San Francisco-based company Ripple has filed its opposition to the U.S. Securities and Exchange Commission's motion for remedies.
Last month, the SEC requested injunctive relief, civil penalties, and disgorgement of profits in the Ripple case. The embattled company, which is best known for its association with the XRP cryptocurrency, might be forced to fork out a whopping $2 billion.
In its motion, the SEC argued that such an exorbitant sum was justified due to the reckless nature of the company's conduct and repeated violations of the securities laws. The massive penalties and fines are supposed to deter Ripple and other industry players from ignoring the laws in the future.
However, in its most recent filing, Ripple argues that the SEC has the burden to come forward with positive proof that the company is going to violate the law again in the future.

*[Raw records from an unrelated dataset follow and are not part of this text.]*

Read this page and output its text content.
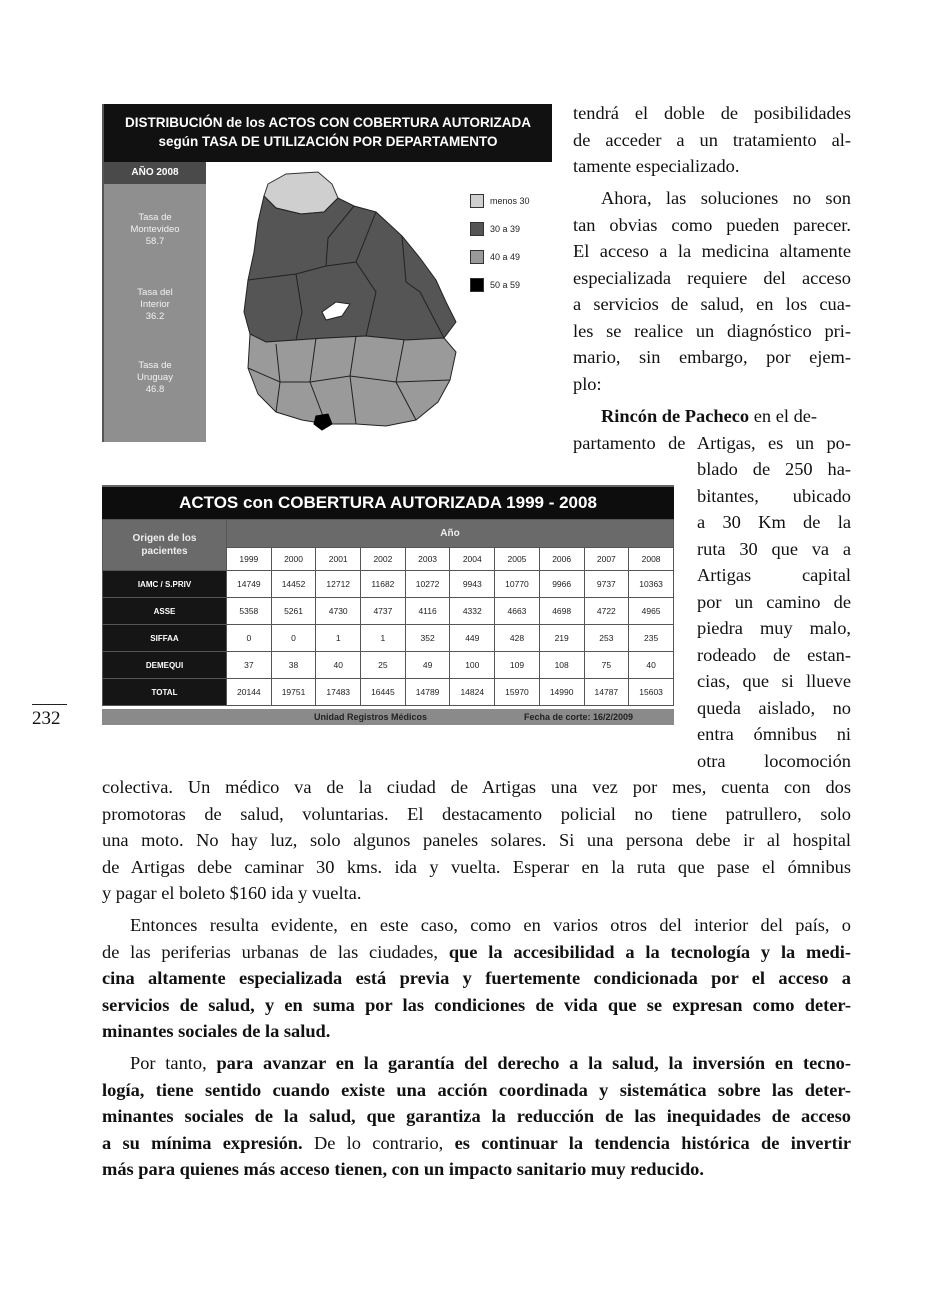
DISTRIBUCIÓN de los ACTOS CON COBERTURA AUTORIZADA
según TASA DE UTILIZACIÓN POR DEPARTAMENTO
AÑO 2008
Tasa de
Montevideo
58.7
Tasa del
Interior
36.2
Tasa de
Uruguay
46.8
menos 30
30 a 39
40 a 49
50 a 59
ACTOS con COBERTURA AUTORIZADA 1999 - 2008
Origen de los
pacientes	Año									
	1999	2000	2001	2002	2003	2004	2005	2006	2007	2008
IAMC / S.PRIV	14749	14452	12712	11682	10272	9943	10770	9966	9737	10363
ASSE	5358	5261	4730	4737	4116	4332	4663	4698	4722	4965
SIFFAA	0	0	1	1	352	449	428	219	253	235
DEMEQUI	37	38	40	25	49	100	109	108	75	40
TOTAL	20144	19751	17483	16445	14789	14824	15970	14990	14787	15603
Unidad Registros Médicos	Fecha de corte: 16/2/2009
232
tendrá el doble de posibilidades
de acceder a un tratamiento al-
tamente especializado.
Ahora, las soluciones no son
tan obvias como pueden parecer.
El acceso a la medicina altamente
especializada requiere del acceso
a servicios de salud, en los cua-
les se realice un diagnóstico pri-
mario, sin embargo, por ejem-
plo:
Rincón de Pacheco en el de-
partamento de Artigas, es un po-
blado de 250 ha-
bitantes, ubicado
a 30 Km de la
ruta 30 que va a
Artigas capital
por un camino de
piedra muy malo,
rodeado de estan-
cias, que si llueve
queda aislado, no
entra ómnibus ni
otra locomoción
colectiva. Un médico va de la ciudad de Artigas una vez por mes, cuenta con dos
promotoras de salud, voluntarias. El destacamento policial no tiene patrullero, solo
una moto. No hay luz, solo algunos paneles solares. Si una persona debe ir al hospital
de Artigas debe caminar 30 kms. ida y vuelta. Esperar en la ruta que pase el ómnibus
y pagar el boleto $160 ida y vuelta.
Entonces resulta evidente, en este caso, como en varios otros del interior del país, o
de las periferias urbanas de las ciudades, que la accesibilidad a la tecnología y la medi-
cina altamente especializada está previa y fuertemente condicionada por el acceso a
servicios de salud, y en suma por las condiciones de vida que se expresan como deter-
minantes sociales de la salud.
Por tanto, para avanzar en la garantía del derecho a la salud, la inversión en tecno-
logía, tiene sentido cuando existe una acción coordinada y sistemática sobre las deter-
minantes sociales de la salud, que garantiza la reducción de las inequidades de acceso
a su mínima expresión. De lo contrario, es continuar la tendencia histórica de invertir
más para quienes más acceso tienen, con un impacto sanitario muy reducido.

Furthermore, it argues that its institutional sales did not show "reckless disregard" for the law, citing its interactions with other US regulators and regulatory actions in other major jurisdictions.
The company claims that any injunctive relief should be "narrow and tailored." Furthermore, according to Ripple, the SEC fails to show that any disgorgement is warranted, arguing that its institutional sales caused no "pecuniary harm." As for the civil penalty, the company claims that it should not exceed $10 million. "The Court should deny the SEC’s requests for an injunction, for disgorgement, and for pre-judgment interest, and should impose a civil penalty of no more than $10 million," Ripple said in the filing.
Ripple's response to the SEC request came at an opportune time. As reported by U.Today, Bloomberg recently revealed that two SEC lawyers were forced to resign after the regulatory agency got sanctioned by a federal judge over its abuse of power in the DEBT Box case. The lawyers misrepresented some crucial facts in order to obtain a temporary restraining order against the Utah-based crypto company.
"The US will be picking up the pieces of the agency’s disastrous policies long after Gensler is gone," Ripple CEO Brad Garlinghouse said on the X social media network.